I've always wanted to talk about, well, everything really. I like talking about things and I like telling family and friends about anything and everything and generally have always been willing to be open and honest. In particular I have always been close to my Mum and told her about most things that have happened in my life.
The problem is now, that alot of the things I'm saying probably hurt.
I guess this started when I first came out to B about my transness (it's like Loch Ness but better dressed - oh, I'm sooo sorry, I just couldn't resist that, another failing there, making a joke about serious things) and I did want to be open and share everything that was happening.
I'm not trying to claim that I was being particularly noble in wanting to be honest and open, like I say, I just like talking about things and like to kind of do a brain dump of everything to those that I am close to that are willing to listen.
Obviously achievements and humourous anecdotes about my trans life were not something that B wanted to hear (though in fairness she did tolerate and even joke about an awful lot). At the time I think I was a little naive and insensitive so I maybe didn't realise how much these topics upset her.
Now I essentially have the same problem with my Mum but it's much worse; I'm telling her things about how I am transitioning, my name change, my treatment, and my new friends. I want to be able to tell her everything.

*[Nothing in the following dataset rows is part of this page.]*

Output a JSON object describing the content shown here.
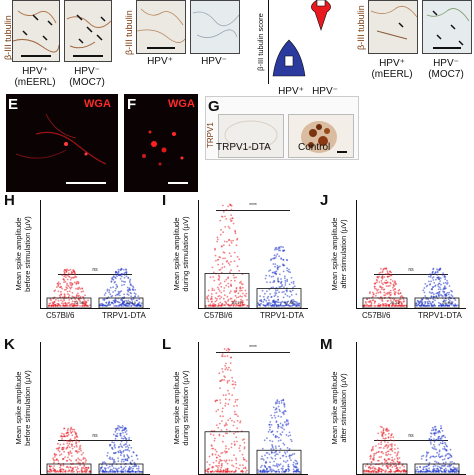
{
  "figure": {
    "panelA": {
      "ylabel": "β-III tubulin",
      "samples": [
        {
          "hpv": "HPV⁺",
          "model": "(mEERL)"
        },
        {
          "hpv": "HPV⁻",
          "model": "(MOC7)"
        }
      ]
    },
    "panelB": {
      "ylabel": "β-III tubulin",
      "samples": [
        {
          "hpv": "HPV⁺"
        },
        {
          "hpv": "HPV⁻"
        }
      ]
    },
    "panelC": {
      "ylabel": "β-III tubulin score",
      "categories": [
        "HPV⁺",
        "HPV⁻"
      ],
      "colors": [
        "#2a3a9e",
        "#e8191f"
      ]
    },
    "panelD": {
      "ylabel": "β-III tubulin",
      "samples": [
        {
          "hpv": "HPV⁺",
          "model": "(mEERL)"
        },
        {
          "hpv": "HPV⁻",
          "model": "(MOC7)"
        }
      ]
    },
    "panelE": {
      "letter": "E",
      "stain": "WGA"
    },
    "panelF": {
      "letter": "F",
      "stain": "WGA"
    },
    "panelG": {
      "letter": "G",
      "ylabel": "TRPV1",
      "captions": [
        "TRPV1-DTA",
        "Control"
      ]
    },
    "plots": [
      {
        "letter": "H",
        "ylabel_line1": "Mean spike amplitude",
        "ylabel_line2": "before stimulation (µV)",
        "sig": "ns",
        "means": [
          "22.99",
          "25.15"
        ],
        "xticks": [
          "C57Bl/6",
          "TRPV1-DTA"
        ]
      },
      {
        "letter": "I",
        "ylabel_line1": "Mean spike amplitude",
        "ylabel_line2": "during stimulation (µV)",
        "sig": "****",
        "means": [
          "85.27",
          "47.85"
        ],
        "xticks": [
          "C57Bl/6",
          "TRPV1-DTA"
        ]
      },
      {
        "letter": "J",
        "ylabel_line1": "Mean spike amplitude",
        "ylabel_line2": "after stimulation (µV)",
        "sig": "ns",
        "means": [
          "25.42",
          "26.64"
        ],
        "xticks": [
          "C57Bl/6",
          "TRPV1-DTA"
        ]
      },
      {
        "letter": "K",
        "ylabel_line1": "Mean spike amplitude",
        "ylabel_line2": "before stimulation (µV)",
        "sig": "ns",
        "means": [],
        "xticks": []
      },
      {
        "letter": "L",
        "ylabel_line1": "Mean spike amplitude",
        "ylabel_line2": "during stimulation (µV)",
        "sig": "****",
        "means": [],
        "xticks": []
      },
      {
        "letter": "M",
        "ylabel_line1": "Mean spike amplitude",
        "ylabel_line2": "after stimulation (µV)",
        "sig": "ns",
        "means": [],
        "xticks": []
      }
    ]
  },
  "colors": {
    "c57": "#e8202a",
    "trpv": "#2338c8",
    "label_brown": "#7a3b10",
    "wga": "#ff2a2a"
  }
}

I was just talking to her on the phone and just knew that talking about the estrogen patches and mentioning that what name to put in Christmas cards being problematic were topics that must have been making her cry inside even if she seemed to sound okay.
It's also been confirmed that, while my Mum has told most of the family about the separation, she has not said anything about the exact reasons nor my transition- which I knew would be the case and completely understand. But it's just the thought that I have already or will eventually upset alot of people and cause them a great deal of hurt.
It wasn't mentioned (though it might have been before in discussions with my sister) but it's quite possible that I will not be able to see my grandmother again. Too be honest I was never really a frequent visitor but did drop in at least around Christmas. It's probably not a good idea for me to go near my home town at the moment because it's a small place and people talk and I still could be recognised.
So on the one hand I'm trying to build a new identity for myself and at the same time I'm building a wall between myself and my relations. I should say that, in fairness, I'm not making the effort to communicate with them so I'm not trying to blame anyone here, just state how things are and how they feel from my point of view.
I guess this is really just part of what can happen, there's really no right or wrong it just is a little sad that's all.